6 months on job, Stockbridge town administrator gets high marks

STOCKBRIDGE — If Town Administrator Danielle Fillio's report card from the Select Board included grades, it would be straight A's.

During a recent evaluation of her job performance, she won commendations from members reviewing her first six months in the appointed position.

"The purpose of these evaluations is to get better, to get us all on the same page and not to beat somebody up," said board Chairman Donald Chabon. "They're never easy; most people try to avoid them or whitewash them."

"We are not an easy lot," Chabon conceded, addressing the audience at the board meeting. "We disagree, we argue, we pull in different directions, in case you hadn't noticed."

He praised Fillio's skill at "managing bosses ... she's as good as anybody can be. I can't think of anything she should do differently. She sits in the middle of it, tries to work out differences and stands up for her beliefs. She's not a pushover; she knows when to back off and does not hold grudges."

As Chabon put it, "She tries not to be political. Administrators should administer, and I've asked that she try not to get involved in political things, and she agrees to that."

He noted that Fillio has been "a major contributor to the goals I have, the things I want to accomplish. I think it's great, and I look forward to many years."

Selectman Ernest "Chuckie" Cardillo said: "I knew she could do the job when we appointed her. I was 100 percent behind her; she had some things to learn, but I felt she was the right person for the job and I stand behind that decision, 100 percent."

He commended her work in streamlining preparation of the town budget, and keeping up with details and deadlines on bids and contracts.

"It does take a while," said Cardillo, who also is the town's fire chief. "I've been in the situation of being promoted from a worker to a boss, and there is resentment from the workers in the beginning, and she worked it out very well and has very good working relationships with everybody in this building, very kind, very helpful."

Cardillo emphasized that "She's doing an excellent job. Always room for improvement, taking classes; that's everybody's job. I'm very pleased with her first six months and know she's going to do great as long as she's here, hopefully, until she retires."
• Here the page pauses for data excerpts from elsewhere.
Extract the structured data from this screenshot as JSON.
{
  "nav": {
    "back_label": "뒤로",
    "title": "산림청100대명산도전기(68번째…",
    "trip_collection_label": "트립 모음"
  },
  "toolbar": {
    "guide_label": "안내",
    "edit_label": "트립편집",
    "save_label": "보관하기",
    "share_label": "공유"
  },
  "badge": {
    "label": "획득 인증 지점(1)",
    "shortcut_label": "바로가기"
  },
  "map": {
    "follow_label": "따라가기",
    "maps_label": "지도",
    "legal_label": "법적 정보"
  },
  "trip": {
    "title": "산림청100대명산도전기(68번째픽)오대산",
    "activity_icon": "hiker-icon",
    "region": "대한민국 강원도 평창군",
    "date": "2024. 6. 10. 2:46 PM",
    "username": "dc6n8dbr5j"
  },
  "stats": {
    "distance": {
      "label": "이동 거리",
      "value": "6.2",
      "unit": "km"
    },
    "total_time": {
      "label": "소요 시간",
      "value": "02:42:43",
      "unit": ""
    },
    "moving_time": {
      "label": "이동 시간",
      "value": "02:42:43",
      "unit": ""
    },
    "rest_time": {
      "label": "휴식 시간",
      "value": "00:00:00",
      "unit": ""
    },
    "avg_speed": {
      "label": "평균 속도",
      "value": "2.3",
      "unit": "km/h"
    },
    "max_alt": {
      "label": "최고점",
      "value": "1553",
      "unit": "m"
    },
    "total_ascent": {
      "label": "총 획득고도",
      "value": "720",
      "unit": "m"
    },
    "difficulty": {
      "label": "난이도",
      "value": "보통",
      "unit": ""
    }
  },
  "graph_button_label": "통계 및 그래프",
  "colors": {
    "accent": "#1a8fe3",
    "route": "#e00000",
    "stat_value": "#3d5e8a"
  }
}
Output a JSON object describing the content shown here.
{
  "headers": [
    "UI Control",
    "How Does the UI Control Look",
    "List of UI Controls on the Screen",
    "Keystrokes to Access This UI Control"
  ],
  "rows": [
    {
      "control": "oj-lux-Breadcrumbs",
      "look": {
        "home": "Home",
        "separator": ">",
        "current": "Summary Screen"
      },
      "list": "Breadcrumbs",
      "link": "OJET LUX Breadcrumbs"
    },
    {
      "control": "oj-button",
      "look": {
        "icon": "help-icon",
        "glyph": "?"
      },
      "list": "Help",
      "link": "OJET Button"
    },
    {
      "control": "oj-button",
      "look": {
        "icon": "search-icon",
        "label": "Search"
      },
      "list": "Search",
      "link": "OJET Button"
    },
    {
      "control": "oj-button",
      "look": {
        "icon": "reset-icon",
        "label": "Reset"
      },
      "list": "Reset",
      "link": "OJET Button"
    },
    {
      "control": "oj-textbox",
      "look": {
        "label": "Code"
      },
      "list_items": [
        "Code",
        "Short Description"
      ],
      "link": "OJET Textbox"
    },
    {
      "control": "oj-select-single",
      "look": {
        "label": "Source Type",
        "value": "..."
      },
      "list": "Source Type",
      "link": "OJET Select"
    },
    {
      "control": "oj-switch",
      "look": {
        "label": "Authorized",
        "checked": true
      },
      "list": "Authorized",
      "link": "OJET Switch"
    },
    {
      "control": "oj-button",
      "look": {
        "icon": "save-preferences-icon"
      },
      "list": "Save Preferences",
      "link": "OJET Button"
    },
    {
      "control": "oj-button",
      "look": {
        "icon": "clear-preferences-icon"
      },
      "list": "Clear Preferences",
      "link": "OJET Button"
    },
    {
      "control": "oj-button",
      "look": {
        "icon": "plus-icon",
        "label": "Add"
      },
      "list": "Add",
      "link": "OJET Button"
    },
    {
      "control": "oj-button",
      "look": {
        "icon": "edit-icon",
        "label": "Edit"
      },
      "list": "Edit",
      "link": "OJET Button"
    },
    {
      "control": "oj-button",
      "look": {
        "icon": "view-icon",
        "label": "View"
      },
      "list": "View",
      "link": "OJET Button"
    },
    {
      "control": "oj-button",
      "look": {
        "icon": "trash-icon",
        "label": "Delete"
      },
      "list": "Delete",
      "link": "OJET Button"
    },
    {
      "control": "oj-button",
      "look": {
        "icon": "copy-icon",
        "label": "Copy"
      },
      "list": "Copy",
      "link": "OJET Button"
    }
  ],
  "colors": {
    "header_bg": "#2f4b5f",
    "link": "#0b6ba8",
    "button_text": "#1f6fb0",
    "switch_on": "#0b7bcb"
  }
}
Selectman Terry Flynn, reading from a brief statement, said he agreed with the positive comments made by his colleagues but planned to discuss his evaluation with Fillio separately "because I do not believe it makes sense to evaluate anybody at a public meeting unless an employee requests it or unless there's a show-cause hearing that requires it."

The Select Board named Fillio as interim administrator in October 2016 and appointed her as administrator in June, under a three-year contract with an annual salary of $75,000. The contract provides for a review, evaluation and discussion with the administrator at the six-month mark (and then annually) by the full board, thus requiring it to be held in an open public meeting.

Flynn described Fillio's performance as "very conscientious, energetic and creative, and she has shown a genuine concern for doing the right thing. My decision for a one-on-one discussion with Danielle does not imply anything negative, and I wouldn't want anyone to take it that way."

Chabon pointed out that when she was appointed, "we had come out of a very difficult time for the town. For me personally, it was something of a leap of faith."

Fillio had served for nearly a decade as administrative assistant to Jorja-Ann Marsden, who retired in July 2016 from her post as town administrator for 20 years, preceded by 10 years in related Town Hall positions.

Chabon praised Fillio's wide-ranging familiarity with town policies and procedures; "Her depth and breadth of knowledge was greater and better than I had anticipated."

He also cited her "helpfulness and availability," noting that "in this day and age, it's not easy being a municipal employee. No matter what you do, several people will oppose it. I found her responsive, and when confronted, she seems to show a cordial tolerance. In sum, she's on top of most everything."

He explained that her orientation was toward leniency in dealing with three disciplinary situations at the Town Offices and described her leadership as "boss of the crew" as "a good start; she's very competent, and in time, she'll solidify her authority and have an easier time supervising."

In her self-evaluation, Fillio stated that "I'm really excited to be in this position, I do enjoy it. There's always something new every day; it's never the same thing, which I like."

She said she hoped to take a financial management class "because municipal management is so diverse that no matter how hard I sit there and try to learn, there's a lot more to do."